Italy's largest mobile phone operator, TIM (Telecom Italia Mobile) SpA, has written to public prosecutors' offices throughout the country to warn that its system for intercepting phone calls is close to collapse, a spokesman for the company said Tuesday.

"It's simple: the number of phone tap requests is constantly increasing and we have written to the prosecutors' offices to warn them that we are close to the limit and that we won't be able to cope with further requests," a TIM spokesman said in a telephone interview.

Every Italian mobile phone operator is obliged by law to maintain the capacity to intercept calls on 5,000 handsets but the operators have found themselves in difficulty in the face of requests to intercept up to 7,000 phones, according to published reports.

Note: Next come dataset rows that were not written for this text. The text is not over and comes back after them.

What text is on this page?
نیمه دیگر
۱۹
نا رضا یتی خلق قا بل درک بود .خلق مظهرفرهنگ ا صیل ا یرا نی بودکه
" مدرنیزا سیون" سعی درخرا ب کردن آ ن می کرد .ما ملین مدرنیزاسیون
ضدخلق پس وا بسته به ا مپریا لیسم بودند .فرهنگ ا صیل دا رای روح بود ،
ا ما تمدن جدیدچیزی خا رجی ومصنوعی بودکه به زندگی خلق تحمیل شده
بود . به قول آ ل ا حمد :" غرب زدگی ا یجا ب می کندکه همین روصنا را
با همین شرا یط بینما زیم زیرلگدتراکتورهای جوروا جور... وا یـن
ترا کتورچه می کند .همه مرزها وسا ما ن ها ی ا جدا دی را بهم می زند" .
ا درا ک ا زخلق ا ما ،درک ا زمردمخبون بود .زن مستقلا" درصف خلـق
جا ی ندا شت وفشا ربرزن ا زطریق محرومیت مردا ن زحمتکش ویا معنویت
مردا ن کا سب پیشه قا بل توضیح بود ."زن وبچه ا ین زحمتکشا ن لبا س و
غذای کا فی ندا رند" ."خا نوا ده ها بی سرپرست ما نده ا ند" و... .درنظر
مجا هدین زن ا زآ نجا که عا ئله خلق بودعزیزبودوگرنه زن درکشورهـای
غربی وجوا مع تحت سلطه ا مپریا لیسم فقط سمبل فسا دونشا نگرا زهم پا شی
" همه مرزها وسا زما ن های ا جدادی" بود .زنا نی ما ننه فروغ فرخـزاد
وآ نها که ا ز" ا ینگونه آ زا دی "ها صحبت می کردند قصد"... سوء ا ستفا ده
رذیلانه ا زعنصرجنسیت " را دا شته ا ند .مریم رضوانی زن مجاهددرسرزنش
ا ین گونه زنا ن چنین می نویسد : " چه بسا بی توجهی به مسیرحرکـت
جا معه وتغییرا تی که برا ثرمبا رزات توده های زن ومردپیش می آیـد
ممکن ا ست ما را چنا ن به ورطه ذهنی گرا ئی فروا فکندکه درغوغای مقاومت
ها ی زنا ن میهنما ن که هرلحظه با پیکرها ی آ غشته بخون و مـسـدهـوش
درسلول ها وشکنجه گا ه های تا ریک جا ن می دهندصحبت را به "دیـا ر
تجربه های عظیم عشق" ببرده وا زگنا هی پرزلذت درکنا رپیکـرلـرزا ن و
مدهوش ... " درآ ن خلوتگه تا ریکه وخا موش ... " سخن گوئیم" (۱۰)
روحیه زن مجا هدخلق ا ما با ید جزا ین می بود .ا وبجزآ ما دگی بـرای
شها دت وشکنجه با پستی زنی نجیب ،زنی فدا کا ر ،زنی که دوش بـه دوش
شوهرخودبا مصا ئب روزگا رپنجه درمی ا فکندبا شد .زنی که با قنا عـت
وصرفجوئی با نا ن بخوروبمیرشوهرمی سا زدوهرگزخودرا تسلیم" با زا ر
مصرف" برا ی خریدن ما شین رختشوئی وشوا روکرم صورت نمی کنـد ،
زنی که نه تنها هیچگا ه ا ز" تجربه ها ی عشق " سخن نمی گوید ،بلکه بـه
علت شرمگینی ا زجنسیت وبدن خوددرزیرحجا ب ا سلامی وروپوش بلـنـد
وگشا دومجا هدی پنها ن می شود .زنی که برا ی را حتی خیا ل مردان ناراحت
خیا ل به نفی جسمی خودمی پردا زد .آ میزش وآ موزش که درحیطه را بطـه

Taps must be authorized by a judge and normally last for 15 days, or 40 in the case of organized crime suspects.

The number of requests has been doubling every two years, Justice Minister Roberto Castelli warned recently in a newspaper interview, adding that it is far higher than in other European countries.

In Italy 72 people have their phones under surveillance for every 100,000 inhabitants, according to figures from Germany's Max Planck Institute. That compares with 62 in the Netherlands, 32 in Switzerland, nine in Austria and 0.5 in the United States, the German criminological research institute said.

Asstel, the Association of Italian telecom operators, has responded to the technological and financial crisis by seeking a meeting with the Justice, Communications and Economy Ministries to discuss the upgrading of interception technologies and who should bear the cost.

Magistrates insist the phone taps are an essential instrument in the battle against crime and say investigators have to rely on them because of the difficulty in finding reliable witnesses.

Civil rights campaigners are concerned, however, that the investigative technique involves a massive violation of the right to privacy. "We must switch off this Big Brother which is invading citizens' lives," said Paolo Cento, a lawmaker for the opposition Greens Party.